The archivist does, every time. Detection narrows thousands of items to a reviewable few hundred, but the decision to restrict, redact or release weighs the flag against the donor agreement, data-protection law and the public interest. Document the reasoning, because an access decision you cannot explain is one you cannot defend.

Key Takeaways

  • Detect when material is unvetted, personal, and too large to read manually.
  • Skip or lighten detection for public, fully-open, or trivially small deposits.
  • Pattern scanners catch structured identifiers; NER adds names and context.
  • Every tool produces a worklist with false positives, never a verdict.
  • Tune with stop lists and reuse the tuning across similar collections.
  • A human archivist makes and documents every access decision.

Frequently Asked Questions

When is automated sensitive-data detection worth running?

Run it whenever a collection contains correspondence, administrative records or personal devices and you plan to provide access.
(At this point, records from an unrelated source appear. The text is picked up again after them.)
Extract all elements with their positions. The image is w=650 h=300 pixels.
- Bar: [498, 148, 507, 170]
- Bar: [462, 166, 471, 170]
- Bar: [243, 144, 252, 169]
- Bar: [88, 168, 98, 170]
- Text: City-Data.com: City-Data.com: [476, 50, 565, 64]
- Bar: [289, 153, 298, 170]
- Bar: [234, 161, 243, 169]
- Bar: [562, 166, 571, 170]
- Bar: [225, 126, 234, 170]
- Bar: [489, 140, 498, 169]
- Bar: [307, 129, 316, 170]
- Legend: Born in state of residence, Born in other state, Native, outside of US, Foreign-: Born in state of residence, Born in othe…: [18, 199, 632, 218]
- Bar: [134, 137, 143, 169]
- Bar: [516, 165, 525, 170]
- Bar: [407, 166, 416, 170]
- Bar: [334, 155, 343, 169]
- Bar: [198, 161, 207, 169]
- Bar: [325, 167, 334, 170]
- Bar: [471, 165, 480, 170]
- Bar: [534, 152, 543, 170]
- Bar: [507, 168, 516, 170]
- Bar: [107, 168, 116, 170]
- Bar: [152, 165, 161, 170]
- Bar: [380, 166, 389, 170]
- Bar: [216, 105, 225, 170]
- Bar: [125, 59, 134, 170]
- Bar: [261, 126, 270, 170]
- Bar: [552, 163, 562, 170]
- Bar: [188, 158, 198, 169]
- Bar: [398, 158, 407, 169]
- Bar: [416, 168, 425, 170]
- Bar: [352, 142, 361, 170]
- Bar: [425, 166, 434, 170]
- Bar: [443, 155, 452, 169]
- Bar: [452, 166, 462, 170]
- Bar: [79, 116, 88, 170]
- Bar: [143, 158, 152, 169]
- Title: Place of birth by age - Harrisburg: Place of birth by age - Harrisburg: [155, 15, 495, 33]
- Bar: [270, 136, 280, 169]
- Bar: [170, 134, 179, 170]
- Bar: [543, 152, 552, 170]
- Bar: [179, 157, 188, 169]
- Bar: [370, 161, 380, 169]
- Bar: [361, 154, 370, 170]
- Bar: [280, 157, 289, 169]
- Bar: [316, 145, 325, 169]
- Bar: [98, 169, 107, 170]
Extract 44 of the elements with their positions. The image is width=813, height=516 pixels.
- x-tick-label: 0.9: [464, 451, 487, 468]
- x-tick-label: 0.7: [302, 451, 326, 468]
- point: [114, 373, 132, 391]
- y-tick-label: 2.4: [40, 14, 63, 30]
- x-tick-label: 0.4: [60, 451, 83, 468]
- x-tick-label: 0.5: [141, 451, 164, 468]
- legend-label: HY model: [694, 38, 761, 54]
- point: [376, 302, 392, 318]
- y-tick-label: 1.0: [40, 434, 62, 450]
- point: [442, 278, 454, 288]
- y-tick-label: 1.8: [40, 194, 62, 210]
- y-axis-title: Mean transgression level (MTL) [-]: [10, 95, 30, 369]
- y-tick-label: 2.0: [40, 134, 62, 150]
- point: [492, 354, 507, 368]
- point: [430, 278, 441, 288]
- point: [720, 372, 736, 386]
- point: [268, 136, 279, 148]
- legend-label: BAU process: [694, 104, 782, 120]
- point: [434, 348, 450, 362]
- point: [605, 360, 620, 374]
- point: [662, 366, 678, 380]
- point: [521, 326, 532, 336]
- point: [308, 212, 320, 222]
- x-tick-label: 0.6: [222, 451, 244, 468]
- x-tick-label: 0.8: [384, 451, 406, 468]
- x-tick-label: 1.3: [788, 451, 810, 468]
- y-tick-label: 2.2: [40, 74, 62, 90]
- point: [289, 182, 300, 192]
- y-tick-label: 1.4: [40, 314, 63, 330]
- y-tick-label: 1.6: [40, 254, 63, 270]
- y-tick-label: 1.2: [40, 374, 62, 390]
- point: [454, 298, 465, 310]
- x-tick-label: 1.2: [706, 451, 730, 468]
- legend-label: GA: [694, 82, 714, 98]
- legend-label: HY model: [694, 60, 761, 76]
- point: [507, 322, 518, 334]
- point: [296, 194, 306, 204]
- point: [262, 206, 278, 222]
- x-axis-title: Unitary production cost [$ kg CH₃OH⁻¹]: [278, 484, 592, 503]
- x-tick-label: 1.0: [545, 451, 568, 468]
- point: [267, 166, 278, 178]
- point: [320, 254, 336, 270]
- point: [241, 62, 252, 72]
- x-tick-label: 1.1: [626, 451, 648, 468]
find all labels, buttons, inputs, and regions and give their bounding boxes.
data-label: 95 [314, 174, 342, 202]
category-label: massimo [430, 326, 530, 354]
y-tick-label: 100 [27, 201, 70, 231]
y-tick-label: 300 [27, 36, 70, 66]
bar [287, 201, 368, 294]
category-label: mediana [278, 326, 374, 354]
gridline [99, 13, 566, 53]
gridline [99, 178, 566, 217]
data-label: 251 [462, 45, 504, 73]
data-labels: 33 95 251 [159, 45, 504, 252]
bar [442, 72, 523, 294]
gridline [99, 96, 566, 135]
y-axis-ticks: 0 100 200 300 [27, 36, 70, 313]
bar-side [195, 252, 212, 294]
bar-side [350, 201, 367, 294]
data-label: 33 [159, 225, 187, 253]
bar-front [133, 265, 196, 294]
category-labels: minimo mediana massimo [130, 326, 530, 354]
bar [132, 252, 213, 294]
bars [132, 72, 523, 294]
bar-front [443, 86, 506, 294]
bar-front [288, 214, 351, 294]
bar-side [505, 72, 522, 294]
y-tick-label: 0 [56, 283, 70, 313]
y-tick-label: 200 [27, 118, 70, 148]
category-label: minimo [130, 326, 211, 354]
The larger and less curated the material, the more an automated first pass saves over manual review.

When can I skip detection entirely?

You can reasonably skip it for material that is already public, fully open by donor agreement, or so small that one archivist can read every item faster than configuring a tool. Even then, a quick scan is cheap insurance.

What counts as sensitive information here?

Personal identifiers such as government numbers, financial and health data, credentials, and information about living individuals or third parties who did not consent. Context matters: a name alone may be fine, a name plus a medical detail may not.

Does automated detection make the access decision for me?

No. Tools like bulk_extractor and Presidio surface candidates with false positives and misses. A human archivist judges each flag against the donor agreement and data-protection law before restricting or redacting.

What does detection cost in practice?

Mostly staff time reviewing flags, plus compute for large images. The expensive part is human adjudication of false positives, so tuning the scanners to your material pays for itself quickly.

How do I handle the false positives a scanner produces?

Treat the output as a worklist, sort by pattern type and frequency, suppress known-good patterns with stop lists, and sample-review the rest. Record your decisions so the next collection inherits the tuning.